Does this vertical external crack going from floor to house top on this victorian house pose a huge problem? Im thinking of putting an offer in for the house and will be getting a structural engineer to look at it first. However whilst I organise that I thought id just see if anyone else had seen this king of structural problem and could shed some light on what's going on.Thanks

building subsidence
OP posts:
sbplanet · 21/03/2024 15:00

Nope, but that looks more than a bit iffy for sure.

BoPeepsSheep · 21/03/2024 15:02

I’m not an expert but I think bay windows have different depth footings (foundations) from the rest of the house, it could be some historic movement due to that, or something more worrying

minipie · 21/03/2024 15:04

Most cracks don’t worry me but that one definitely would. Looks like the bay is coming away which is not cheap to fix.

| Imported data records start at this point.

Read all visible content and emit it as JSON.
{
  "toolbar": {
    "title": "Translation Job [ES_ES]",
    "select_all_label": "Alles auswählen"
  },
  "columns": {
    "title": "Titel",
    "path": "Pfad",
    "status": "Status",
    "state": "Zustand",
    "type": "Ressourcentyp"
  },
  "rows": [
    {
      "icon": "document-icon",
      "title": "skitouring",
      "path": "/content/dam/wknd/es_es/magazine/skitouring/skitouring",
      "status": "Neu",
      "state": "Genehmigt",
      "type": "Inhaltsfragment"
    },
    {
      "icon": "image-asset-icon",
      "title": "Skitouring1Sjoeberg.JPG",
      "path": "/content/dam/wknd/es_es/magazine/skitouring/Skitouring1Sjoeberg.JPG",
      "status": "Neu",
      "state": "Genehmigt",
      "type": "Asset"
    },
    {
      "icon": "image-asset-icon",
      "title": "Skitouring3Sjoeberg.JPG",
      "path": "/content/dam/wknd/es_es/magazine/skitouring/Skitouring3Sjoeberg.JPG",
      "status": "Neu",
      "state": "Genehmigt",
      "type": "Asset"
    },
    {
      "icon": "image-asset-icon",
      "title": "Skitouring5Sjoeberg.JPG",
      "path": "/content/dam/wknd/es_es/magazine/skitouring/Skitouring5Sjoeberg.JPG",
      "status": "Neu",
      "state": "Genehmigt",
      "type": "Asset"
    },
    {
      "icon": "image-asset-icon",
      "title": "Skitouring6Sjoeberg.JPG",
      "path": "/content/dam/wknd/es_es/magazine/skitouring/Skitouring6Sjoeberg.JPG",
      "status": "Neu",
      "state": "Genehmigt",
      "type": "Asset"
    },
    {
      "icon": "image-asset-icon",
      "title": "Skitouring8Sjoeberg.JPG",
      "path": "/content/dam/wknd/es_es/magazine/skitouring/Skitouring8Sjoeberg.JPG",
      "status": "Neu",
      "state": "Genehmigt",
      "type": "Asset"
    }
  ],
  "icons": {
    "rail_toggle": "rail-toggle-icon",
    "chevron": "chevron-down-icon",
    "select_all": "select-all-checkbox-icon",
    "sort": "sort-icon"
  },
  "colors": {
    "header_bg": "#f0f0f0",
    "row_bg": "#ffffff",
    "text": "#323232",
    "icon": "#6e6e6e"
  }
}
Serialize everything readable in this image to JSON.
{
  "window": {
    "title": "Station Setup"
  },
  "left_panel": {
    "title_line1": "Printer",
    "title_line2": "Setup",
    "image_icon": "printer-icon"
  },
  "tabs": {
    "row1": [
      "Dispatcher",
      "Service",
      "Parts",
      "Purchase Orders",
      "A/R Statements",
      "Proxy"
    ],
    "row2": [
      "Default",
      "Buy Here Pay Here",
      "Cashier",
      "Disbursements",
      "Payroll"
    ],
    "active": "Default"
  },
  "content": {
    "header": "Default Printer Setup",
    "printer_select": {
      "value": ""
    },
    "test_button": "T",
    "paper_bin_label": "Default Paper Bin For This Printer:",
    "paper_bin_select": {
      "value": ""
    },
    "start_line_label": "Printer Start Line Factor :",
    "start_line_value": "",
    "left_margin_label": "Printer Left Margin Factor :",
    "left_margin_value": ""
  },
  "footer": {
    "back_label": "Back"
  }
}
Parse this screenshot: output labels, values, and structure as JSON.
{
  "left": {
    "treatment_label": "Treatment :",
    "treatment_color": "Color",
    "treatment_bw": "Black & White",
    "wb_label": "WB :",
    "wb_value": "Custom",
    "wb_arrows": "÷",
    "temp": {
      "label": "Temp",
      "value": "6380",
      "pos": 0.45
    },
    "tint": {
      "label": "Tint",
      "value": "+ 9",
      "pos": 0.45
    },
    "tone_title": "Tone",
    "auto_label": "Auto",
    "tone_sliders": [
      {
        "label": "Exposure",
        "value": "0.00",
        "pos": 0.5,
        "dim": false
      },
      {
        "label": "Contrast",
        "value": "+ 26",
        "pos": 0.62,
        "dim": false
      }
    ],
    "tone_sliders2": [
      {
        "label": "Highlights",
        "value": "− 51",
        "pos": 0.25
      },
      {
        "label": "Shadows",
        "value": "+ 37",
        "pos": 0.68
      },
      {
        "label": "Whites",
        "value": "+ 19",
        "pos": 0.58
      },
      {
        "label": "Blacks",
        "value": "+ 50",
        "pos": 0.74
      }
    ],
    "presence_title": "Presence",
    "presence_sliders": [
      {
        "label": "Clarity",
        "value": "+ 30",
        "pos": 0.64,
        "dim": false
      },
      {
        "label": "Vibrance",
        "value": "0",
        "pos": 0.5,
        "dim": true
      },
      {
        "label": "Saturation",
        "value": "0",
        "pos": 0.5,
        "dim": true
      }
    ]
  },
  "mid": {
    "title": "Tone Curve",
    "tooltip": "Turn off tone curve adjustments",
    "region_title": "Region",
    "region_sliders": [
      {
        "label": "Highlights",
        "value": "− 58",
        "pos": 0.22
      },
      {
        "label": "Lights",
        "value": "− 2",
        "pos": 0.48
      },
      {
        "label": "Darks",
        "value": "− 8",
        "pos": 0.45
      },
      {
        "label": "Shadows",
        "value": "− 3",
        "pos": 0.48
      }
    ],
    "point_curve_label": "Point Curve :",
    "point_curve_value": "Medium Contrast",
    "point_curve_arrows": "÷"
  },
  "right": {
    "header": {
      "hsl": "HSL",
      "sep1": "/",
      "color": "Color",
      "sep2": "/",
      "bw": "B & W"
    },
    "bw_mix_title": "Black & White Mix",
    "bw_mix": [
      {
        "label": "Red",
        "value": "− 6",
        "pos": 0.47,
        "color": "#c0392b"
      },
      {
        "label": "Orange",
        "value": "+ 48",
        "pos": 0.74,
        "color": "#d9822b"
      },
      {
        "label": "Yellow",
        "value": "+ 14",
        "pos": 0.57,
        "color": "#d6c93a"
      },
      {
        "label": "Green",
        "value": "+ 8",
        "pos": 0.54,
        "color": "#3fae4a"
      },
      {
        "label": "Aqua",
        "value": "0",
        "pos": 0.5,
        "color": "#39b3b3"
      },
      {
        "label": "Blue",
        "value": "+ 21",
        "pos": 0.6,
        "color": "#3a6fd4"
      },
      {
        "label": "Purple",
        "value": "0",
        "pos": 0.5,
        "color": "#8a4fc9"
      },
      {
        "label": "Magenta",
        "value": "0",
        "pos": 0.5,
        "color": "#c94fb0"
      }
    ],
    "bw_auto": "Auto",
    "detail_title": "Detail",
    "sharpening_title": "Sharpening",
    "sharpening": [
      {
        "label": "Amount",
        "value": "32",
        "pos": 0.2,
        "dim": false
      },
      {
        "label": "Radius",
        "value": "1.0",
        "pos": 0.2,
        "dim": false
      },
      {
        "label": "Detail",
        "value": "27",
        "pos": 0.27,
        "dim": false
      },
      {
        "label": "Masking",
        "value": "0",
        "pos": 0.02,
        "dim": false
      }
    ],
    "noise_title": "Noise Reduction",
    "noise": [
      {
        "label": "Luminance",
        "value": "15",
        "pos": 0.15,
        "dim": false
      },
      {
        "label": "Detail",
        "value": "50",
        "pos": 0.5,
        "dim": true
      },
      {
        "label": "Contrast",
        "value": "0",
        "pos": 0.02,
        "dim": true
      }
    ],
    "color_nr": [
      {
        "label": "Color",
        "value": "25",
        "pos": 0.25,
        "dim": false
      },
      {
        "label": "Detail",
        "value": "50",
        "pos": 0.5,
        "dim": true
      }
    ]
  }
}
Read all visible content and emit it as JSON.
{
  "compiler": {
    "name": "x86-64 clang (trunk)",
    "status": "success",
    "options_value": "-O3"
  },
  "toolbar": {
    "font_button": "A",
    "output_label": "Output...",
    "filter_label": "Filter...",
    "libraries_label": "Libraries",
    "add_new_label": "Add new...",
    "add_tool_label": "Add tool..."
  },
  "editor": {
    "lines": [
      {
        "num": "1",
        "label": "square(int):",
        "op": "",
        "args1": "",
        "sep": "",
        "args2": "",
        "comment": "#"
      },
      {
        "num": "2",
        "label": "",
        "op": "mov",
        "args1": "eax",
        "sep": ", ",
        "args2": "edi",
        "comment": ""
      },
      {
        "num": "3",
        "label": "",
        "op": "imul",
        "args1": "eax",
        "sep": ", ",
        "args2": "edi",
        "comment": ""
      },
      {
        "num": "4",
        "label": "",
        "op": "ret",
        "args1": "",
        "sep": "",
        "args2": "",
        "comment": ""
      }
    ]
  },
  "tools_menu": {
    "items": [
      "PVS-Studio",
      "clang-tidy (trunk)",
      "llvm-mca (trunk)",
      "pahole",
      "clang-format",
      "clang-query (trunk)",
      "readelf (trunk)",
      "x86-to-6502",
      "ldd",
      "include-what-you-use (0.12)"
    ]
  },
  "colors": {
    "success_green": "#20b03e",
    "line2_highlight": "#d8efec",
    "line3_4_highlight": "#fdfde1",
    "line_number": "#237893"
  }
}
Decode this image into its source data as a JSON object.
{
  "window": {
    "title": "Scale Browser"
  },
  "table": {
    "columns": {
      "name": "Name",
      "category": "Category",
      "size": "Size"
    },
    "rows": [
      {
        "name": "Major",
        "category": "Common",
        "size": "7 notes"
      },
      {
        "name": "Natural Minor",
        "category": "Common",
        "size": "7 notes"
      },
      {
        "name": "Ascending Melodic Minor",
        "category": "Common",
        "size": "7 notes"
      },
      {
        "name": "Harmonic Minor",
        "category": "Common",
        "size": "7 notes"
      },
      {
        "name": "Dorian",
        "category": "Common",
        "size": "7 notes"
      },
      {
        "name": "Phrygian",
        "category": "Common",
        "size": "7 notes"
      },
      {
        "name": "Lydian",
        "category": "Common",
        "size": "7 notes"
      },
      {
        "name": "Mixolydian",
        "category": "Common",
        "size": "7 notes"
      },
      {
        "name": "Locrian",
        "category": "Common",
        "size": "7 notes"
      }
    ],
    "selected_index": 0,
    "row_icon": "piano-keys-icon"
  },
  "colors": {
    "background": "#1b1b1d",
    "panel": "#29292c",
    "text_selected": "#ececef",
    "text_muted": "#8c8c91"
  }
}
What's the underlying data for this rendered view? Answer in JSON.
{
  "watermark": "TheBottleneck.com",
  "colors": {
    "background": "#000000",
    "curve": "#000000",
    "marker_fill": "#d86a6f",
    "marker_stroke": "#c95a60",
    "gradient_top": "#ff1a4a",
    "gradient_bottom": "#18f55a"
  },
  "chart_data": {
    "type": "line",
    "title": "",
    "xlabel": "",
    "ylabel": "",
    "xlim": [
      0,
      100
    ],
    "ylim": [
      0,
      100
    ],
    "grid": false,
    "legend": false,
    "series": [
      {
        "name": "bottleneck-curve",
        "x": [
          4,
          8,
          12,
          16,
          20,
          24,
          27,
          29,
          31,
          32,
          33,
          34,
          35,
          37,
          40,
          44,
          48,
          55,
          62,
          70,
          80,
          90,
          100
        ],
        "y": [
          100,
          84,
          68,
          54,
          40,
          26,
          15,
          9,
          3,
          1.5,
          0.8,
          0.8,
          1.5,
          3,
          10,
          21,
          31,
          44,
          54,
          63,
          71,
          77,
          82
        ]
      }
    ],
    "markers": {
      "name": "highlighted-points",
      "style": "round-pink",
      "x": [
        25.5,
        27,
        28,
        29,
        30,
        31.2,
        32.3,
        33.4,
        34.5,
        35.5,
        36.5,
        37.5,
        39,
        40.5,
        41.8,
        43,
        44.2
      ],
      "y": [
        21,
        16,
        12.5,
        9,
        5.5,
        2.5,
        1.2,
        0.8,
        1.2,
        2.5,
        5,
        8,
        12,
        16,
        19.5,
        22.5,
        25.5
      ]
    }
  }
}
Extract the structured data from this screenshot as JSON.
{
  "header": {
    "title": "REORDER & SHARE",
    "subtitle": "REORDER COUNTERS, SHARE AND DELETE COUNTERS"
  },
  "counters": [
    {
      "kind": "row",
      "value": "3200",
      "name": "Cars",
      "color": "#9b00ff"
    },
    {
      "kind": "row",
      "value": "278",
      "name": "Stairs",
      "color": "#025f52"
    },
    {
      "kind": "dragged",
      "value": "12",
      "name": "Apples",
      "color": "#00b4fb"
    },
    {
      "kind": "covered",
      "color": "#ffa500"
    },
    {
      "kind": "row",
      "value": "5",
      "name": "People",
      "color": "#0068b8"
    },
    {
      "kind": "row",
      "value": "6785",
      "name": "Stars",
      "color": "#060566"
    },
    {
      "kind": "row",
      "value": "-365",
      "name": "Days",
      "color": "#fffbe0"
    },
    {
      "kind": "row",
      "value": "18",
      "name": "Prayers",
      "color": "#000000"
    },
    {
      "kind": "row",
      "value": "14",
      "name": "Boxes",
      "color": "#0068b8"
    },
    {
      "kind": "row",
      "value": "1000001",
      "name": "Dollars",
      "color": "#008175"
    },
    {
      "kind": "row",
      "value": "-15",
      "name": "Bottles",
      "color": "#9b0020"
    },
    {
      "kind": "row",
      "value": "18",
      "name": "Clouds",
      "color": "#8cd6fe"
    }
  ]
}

minipie · 21/03/2024 15:05

There was a house near me with this happening (a double height victorian bay like this) and the bay was propped up with scaffolding type supports for ages. Now been fixed but no idea of cost, clearly not cheap or simple or they’d have done it sooner.

gotham · 22/03/2024 09:05

Thank you all for your thoughts, I appreciate them, I hadn't even considered the Bay windows may be coming away from the main wall!
Shame : )

OP posts:
fromtheshires · 22/03/2024 09:10

I agree with @minipie that cracks don't bother me as most older (victorian era) have historic movement but this one would as it looks almost the whole height of the house and may be the bay windows pulling away.

I wouldn't even waste my time unless it was a steal of a buy.